While the consultation paper looks at several ways in which IR35 compliance in the private sector can be increased, most are ultimately ruled out by HMRC, including the option of a flat rate withholding tax applied by businesses to all payments made under off-payroll engagements.
This leaves what feels like two remaining options for IR35 reform in the private sector; namely the (most likely) option of extending the public sector reforms to the private sector, and a lead alternative option which explores the idea of encouraging or requiring private sector engagers to assure IR35 compliance within their labour supply chains. This latter option might require the engager to ask the PSC to provide a completed HMRC Check of Employment Status (CEST) determination, and to check the outcome of the CEST determination against the underlying working arrangements. It is, however, acknowledged in the consultation document that this option would place a relatively large administrative burden on businesses.
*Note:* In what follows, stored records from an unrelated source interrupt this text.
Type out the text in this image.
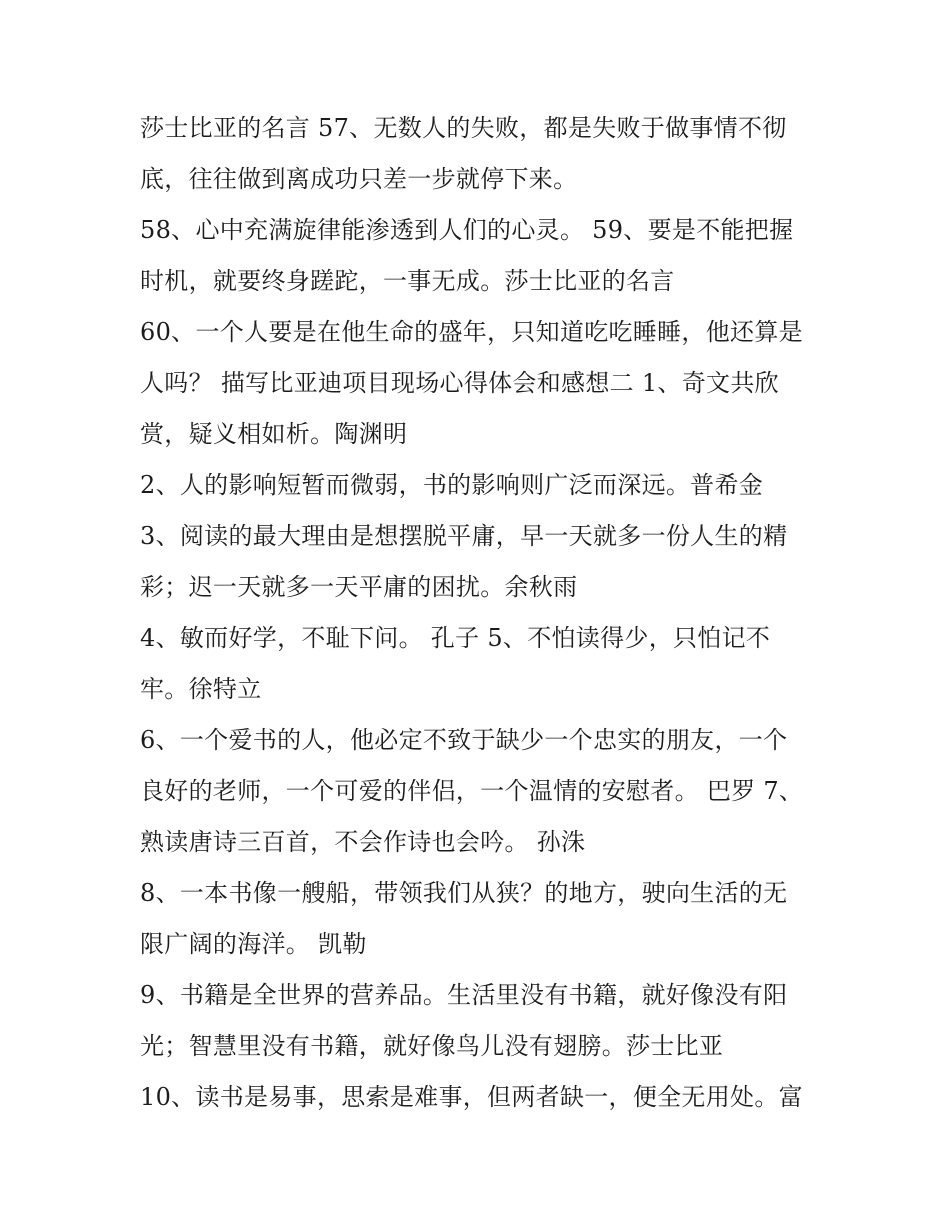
莎士比亚的名言 57、无数人的失败，都是失败于做事情不彻

底，往往做到离成功只差一步就停下来。

58、心中充满旋律能渗透到人们的心灵。 59、要是不能把握

时机，就要终身蹉跎，一事无成。莎士比亚的名言

60、一个人要是在他生命的盛年，只知道吃吃睡睡，他还算是

人吗？ 描写比亚迪项目现场心得体会和感想二 1、奇文共欣

赏，疑义相如析。陶渊明

2、人的影响短暂而微弱，书的影响则广泛而深远。普希金

3、阅读的最大理由是想摆脱平庸，早一天就多一份人生的精

彩；迟一天就多一天平庸的困扰。余秋雨

4、敏而好学，不耻下问。 孔子 5、不怕读得少，只怕记不

牢。徐特立

6、一个爱书的人，他必定不致于缺少一个忠实的朋友，一个

良好的老师，一个可爱的伴侣，一个温情的安慰者。 巴罗 7、

熟读唐诗三百首，不会作诗也会吟。 孙洙

8、一本书像一艘船，带领我们从狭？的地方，驶向生活的无

限广阔的海洋。 凯勒

9、书籍是全世界的营养品。生活里没有书籍，就好像没有阳

光；智慧里没有书籍，就好像鸟儿没有翅膀。莎士比亚

10、读书是易事，思索是难事，但两者缺一，便全无用处。富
Will the IR35 rules in the private sector change?
What is clear from the consultation paper is that changes are required to improve compliance and raise tax and NIC receipts going forward, and any changes will inevitably lead to HMRC passing the compliance burden to some extent to private sector businesses engaging PSCs. Given the content of the HMRC consultation document, it now seems increasingly clear that the preferred HMRC option is to extend the recent public sector IR35 reforms to the private sector.
If the public sector reforms are extended to the private sector, this will present the private sector with significant challenges, especially if there is little lead time to implement change. For example, private sector engagers will need to introduce new processes and potentially enlist additional resource to assess existing and proposed engagements. Changes to accounting and payroll systems will also be required and budgets would need to be revisited because of the potential additional costs (including employer NIC) for arrangements which are within IR35.
HMRC is holding workshops and is inviting the views of stakeholders and interested parties between May and August 2018 when the consultation closes. We expect to know if changes will be made, and from when, in the Autumn Budget 2018.